If the system is I/O bound (most of the web services, data proxies, and storage systems) or even-driven, network-based APIs are the simplest way to achieve asynchronicity. Most languages provide async/await support that offloads the complexity of implementation to the kernel and userspace async schedulers. The only alternative I am familiar with is thread-based: with producer-consumer queues in the best case or direct usage of mutexes in the worst. It never ends well, though. Multithreading is too complicated.
I am a big fan of unit testing, it allows developers to ensure the behavior of every component, and to mock certain classes or functions, but in many cases, it is often not sufficient. It is often hard to test the interaction between bigger components. It might be done via end-to-end tests which are easier to create for isolated components.
In the end, I would like to remind that changing architecture is a dramatic milestone in a product’s life. For the last 30 years, the industry moved from structured programming to object-oriented, and then to functional, from compiled languages to dynamic ones. All these technologies are good but none of them was a silver bullet.
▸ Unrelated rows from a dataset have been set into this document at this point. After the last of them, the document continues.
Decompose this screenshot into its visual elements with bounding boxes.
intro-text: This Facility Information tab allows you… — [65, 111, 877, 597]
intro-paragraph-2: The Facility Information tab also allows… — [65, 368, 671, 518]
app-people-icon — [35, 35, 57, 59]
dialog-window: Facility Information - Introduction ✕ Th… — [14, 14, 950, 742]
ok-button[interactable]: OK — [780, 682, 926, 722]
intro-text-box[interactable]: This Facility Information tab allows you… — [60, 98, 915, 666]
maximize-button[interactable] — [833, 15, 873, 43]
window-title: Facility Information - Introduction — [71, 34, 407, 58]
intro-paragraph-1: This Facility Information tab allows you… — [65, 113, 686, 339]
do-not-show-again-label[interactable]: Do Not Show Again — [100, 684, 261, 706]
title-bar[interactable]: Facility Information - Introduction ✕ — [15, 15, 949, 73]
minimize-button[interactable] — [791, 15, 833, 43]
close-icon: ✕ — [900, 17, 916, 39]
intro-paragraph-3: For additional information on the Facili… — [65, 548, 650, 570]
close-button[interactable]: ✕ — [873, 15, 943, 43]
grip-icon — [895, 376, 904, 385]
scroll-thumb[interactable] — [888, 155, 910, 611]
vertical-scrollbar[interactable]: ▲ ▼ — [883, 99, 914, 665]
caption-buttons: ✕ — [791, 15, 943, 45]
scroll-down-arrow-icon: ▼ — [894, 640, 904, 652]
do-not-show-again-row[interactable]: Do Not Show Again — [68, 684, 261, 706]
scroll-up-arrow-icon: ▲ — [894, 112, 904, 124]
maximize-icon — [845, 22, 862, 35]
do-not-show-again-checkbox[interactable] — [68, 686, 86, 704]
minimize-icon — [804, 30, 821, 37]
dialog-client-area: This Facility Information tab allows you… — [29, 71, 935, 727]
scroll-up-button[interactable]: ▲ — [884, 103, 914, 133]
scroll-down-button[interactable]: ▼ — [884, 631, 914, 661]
So if the whole industry shifts to a new direction, it does not mean that it will fit your needs. In conclusion, if you’ve identified that microservices are at the heart of your project’s difficulties, here are some points to ponder before deciding to overhaul your system completely to a monolithic architecture.
- If your service is primarily I/O bound, a switch may not be the best course of action. It’s likely that a monolithic architecture won’t provide the solution to your problems.
- if you’re experiencing slow network communication, consider consolidating multiple services on the same instance. This way, communication will occur through the loopback, potentially improving speed and efficiency.
- If consolidating multiple services does not sufficiently speed up communication, another strategy is to create a drop-in replacement for the existing network API-based communication framework. This substitute should facilitate asynchronous in-process communication. To further improve efficiency, relocate the services that are most tightly interlinked into a single process and utilize the newly-developed framework to establish connections between them.